AJP Endocrinology and Metabolism ◽

10.1152/ajpendo.00195.2015 ◽

2015 ◽

Vol 309 (7) ◽

pp. E679-E690 ◽

Cited By ~ 10

Author(s):

Milena Schönke ◽

Martin G. Myers ◽

Juleen R. Zierath ◽

Marie Björnholm

Keyword(s):

Skeletal Muscle ◽

Insulin Sensitivity ◽

Protein Kinase ◽

Transgenic Mice ◽

Energy Homeostasis ◽

Whole Body ◽

Α Subunit ◽

Peripheral Tissues ◽

Amp Activated Protein Kinase ◽

Body Energy

AMP-activated protein kinase (AMPK) is a major sensor of energy homeostasis and stimulates ATP-generating processes such as lipid oxidation and glycolysis in peripheral tissues. The heterotrimeric enzyme consists of a catalytic α-subunit, a β-subunit that is important for enzyme activity, and a noncatalytic γ-subunit that binds AMP and activates the AMPK complex. We generated a skeletal muscle Cre-inducible transgenic mouse model expressing a mutant γ1-subunit (AMPKγ1H151R), resulting in chronic AMPK activation. The expression of the predominant AMPKγ3 isoform in skeletal muscle was reduced in extensor digitorum longus (EDL) muscle (81–83%) of AMPKγ1H151R transgenic mice, whereas the abundance and phosphorylation of the AMPK target acetyl-CoA carboxylase was increased in tibialis anterior muscle.
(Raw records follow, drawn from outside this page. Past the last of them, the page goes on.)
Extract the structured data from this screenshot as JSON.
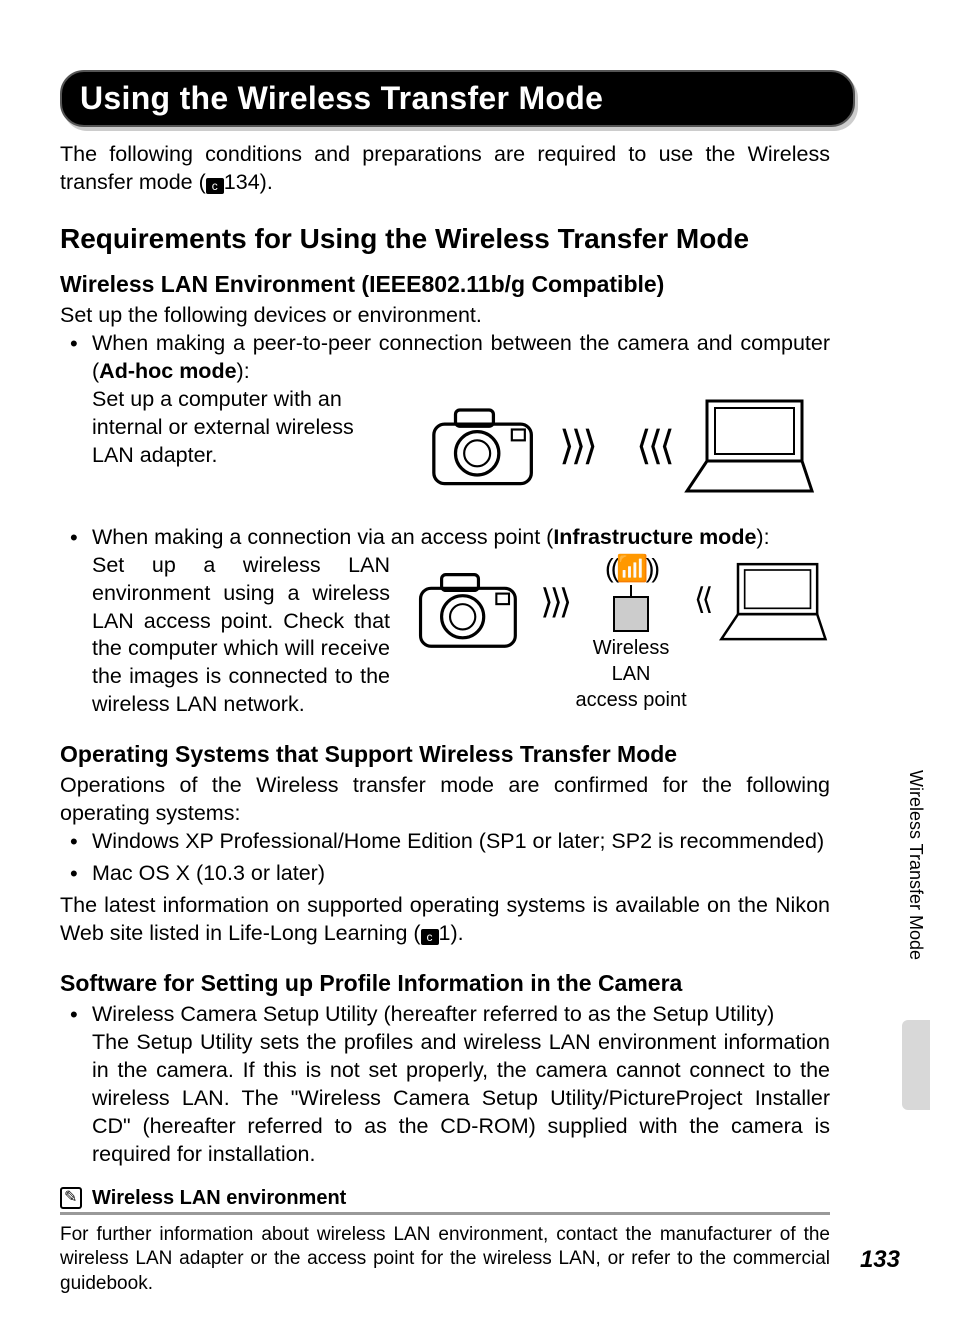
{
  "title": "Using the Wireless Transfer Mode",
  "intro_a": "The following conditions and preparations are required to use the Wireless transfer mode (",
  "intro_ref": "134).",
  "h2": "Requirements for Using the Wireless Transfer Mode",
  "wlan": {
    "h3": "Wireless LAN Environment (IEEE802.11b/g Compatible)",
    "lead": "Set up the following devices or environment.",
    "li1a": "When making a peer-to-peer connection between the camera and computer (",
    "li1b": "Ad-hoc mode",
    "li1c": "):",
    "li1d": "Set up a computer with an internal or external wireless LAN adapter.",
    "li2a": "When making a connection via an access point (",
    "li2b": "Infrastructure mode",
    "li2c": "):",
    "li2d": "Set up a wireless LAN environment using a wireless LAN access point. Check that the computer which will receive the images is connected to the wireless LAN network.",
    "ap_label1": "Wireless LAN",
    "ap_label2": "access point"
  },
  "os": {
    "h3": "Operating Systems that Support Wireless Transfer Mode",
    "lead": "Operations of the Wireless transfer mode are confirmed for the following operating systems:",
    "li1": "Windows XP Professional/Home Edition (SP1 or later; SP2 is recommended)",
    "li2": "Mac OS X (10.3 or later)",
    "tail_a": "The latest information on supported operating systems is available on the Nikon Web site listed in Life-Long Learning (",
    "tail_b": "1)."
  },
  "sw": {
    "h3": "Software for Setting up Profile Information in the Camera",
    "li1a": "Wireless Camera Setup Utility (hereafter referred to as the Setup Utility)",
    "li1b": "The Setup Utility sets the profiles and wireless LAN environment information in the camera. If this is not set properly, the camera cannot connect to the wireless LAN. The \"Wireless Camera Setup Utility/PictureProject Installer CD\" (hereafter referred to as the CD-ROM) supplied with the camera is required for installation."
  },
  "note": {
    "title": "Wireless LAN environment",
    "body": "For further information about wireless LAN environment, contact the manufacturer of the wireless LAN adapter or the access point for the wireless LAN, or refer to the commercial guidebook."
  },
  "side": "Wireless Transfer Mode",
  "page": "133",
  "icons": {
    "ref": "c"
  }
}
Glycogen content was increased 10-fold in gastrocnemius muscle. Whole body carbohydrate oxidation was increased by 11%, and whereas glucose tolerance was unaffected, insulin sensitivity was increased in AMPKγ1H151R transgenic mice. Furthermore, perigonadal white adipose tissue mass and serum leptin were reduced in female AMPKγ1H151R transgenic mice by 38 and 51% respectively. Conversely, in male AMPKγ1H151R transgenic mice, food intake was increased (14%), but body weight and body composition were unaltered, presumably because of increased energy expenditure. In conclusion, transgenic activation of skeletal muscle AMPKγ1 in this model plays an important sex-specific role in skeletal muscle metabolism and whole body energy homeostasis.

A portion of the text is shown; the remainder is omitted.